松本 開館当時、サンフランシスコは新聞をはじめとした地元のメディアが強く、長年にわたりそことの結びつきを強めて認知の拡大をはかったという歴史はありますね。けれど実際には相互に強化する関係だったんですよ。地元紙がExploratoriumの革新性を讃えるにつれ、私たちはメディアで描かれるイメージに合わせて自身を形成しました。そこには地元メディアと密接につながることで、実践と言語化のうまい循環が起こっていて、それでブランドができてきたように思います。

Exploratoriumのプログラム「After Dark: Art x Climate」

──スタッフたちの労働環境などはどのようになっているのでしょうか。

松本 まず、採用にあたってのスタッフの人種や性別などのバックグラウンドのバランスについてはすごく考えられています。とくに多くの女性が働いているということは知ってほしいですね。エンジニアにもディベロッパーにも本当に女性が多い。

廣田 そのあたりは、日本の美術館の課題ですよね。雇用される職員の職種に隔たりが大きく、専門性については外部への業務委託契約で回しているところがとても多い。

伊藤 旧来の美術館や博物館の制度をそのまま持ってきているので、CCBTのような新しいことを試みるラボに適した役職がないというのも課題ですね。そういった根本的な制度理解と整備は今後取り組むべきことだと思います。

松本 それでも東京都歴史文化財団のような公的な組織が、CCBTのような施設を運営することには大きな価値があると言えますよね。

廣田 いまだ作品ありきというアートの認識が支配的ななか、CCBTの取り組みを広く伝えることの難しさもありますよね。Exploratoriumは本国ではアートの施設だという認識をされているのでしょうか?

松本 あまりアートの施設とは認識されていないと思います。アートである前に学びのための機関なんですよね。学びに人々を引き込んでいくための手段というか、実際に手を動かし直接的にセオリーを会得していくための方法のひとつがアートなんです。

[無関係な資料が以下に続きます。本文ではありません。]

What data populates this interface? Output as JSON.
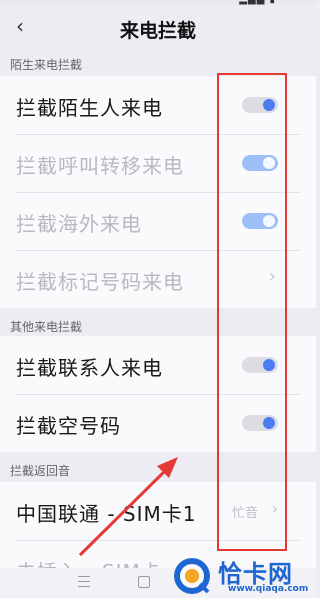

伊藤 YCAMに勤務していたときも、たしかに「これはアート」「これはアートではない」といったことは意識していませんでしたね。アートだと解釈できればいい、といったレベル感で。

廣田 その点では、CCBTという名称は良かったと思います。新しいアートは、アートという枠組みの外側から生まれてくるのかもしれません。

松本 アウトプットの方法が異なるだけで、私たちはアーティストも、サイエンティストと同じような「現象の探求者」だと思っています。両者ともに気づきに長けている。一般の人が気づかないようなパターンや仕組みにいち早く気づき、アーティストはそれを実際に体験できる展示品に落とし込むことが非常に上手。ウィットに富んでいたり、メタファーが効いていたり。それが学びのために有効だということなんです。

CCBTで開催された明和電機のワークショップ

──最後に改めて、本日のお話を踏まえてラボならではの強みを聞かせていただければと思います。

松本 日本においては、美術館、アートセンター、芸術祭と来て、次のトレンドにラボを位置づけることも可能なのではないでしょうか。多くの企業においてもラボをつくる動きは加速していますし、狭義の美術ではなく、実験を通して新たな価値を見出す場所として、ラボが求められる時代になっているのだと思います。これはサンフランシスコという土地柄なのかもしれませんが、Exploratoriumも、地元企業とお互いの顔が見えるレベルでのつながりが生まれていますし、日本でも今後はそういった企業との取り組みも加速していくかもしれませんね。

伊藤 CCBTも、アイデアを考える過程や試作品をつくる過程などが可視化される、ラボならではの良さが出ています。過程が共有できるので、アーティスト同士がつながるきっかけになる。まだまだ始まったばかりですが、こうしたラボの良さを、松本さんがおっしゃっていたような企業も含めた外部にも広げていけたらと思います。

廣田 美術史やマーケットを前提に作品を見る楽しみと、つくりながら学ぶ楽しみとは、それぞれ違いますし、両方必要なんですよね。少しずつでも、手を動かして過程を楽しむことを、子供たちもふくめた「シビック(市民)」に届けていければいいですね。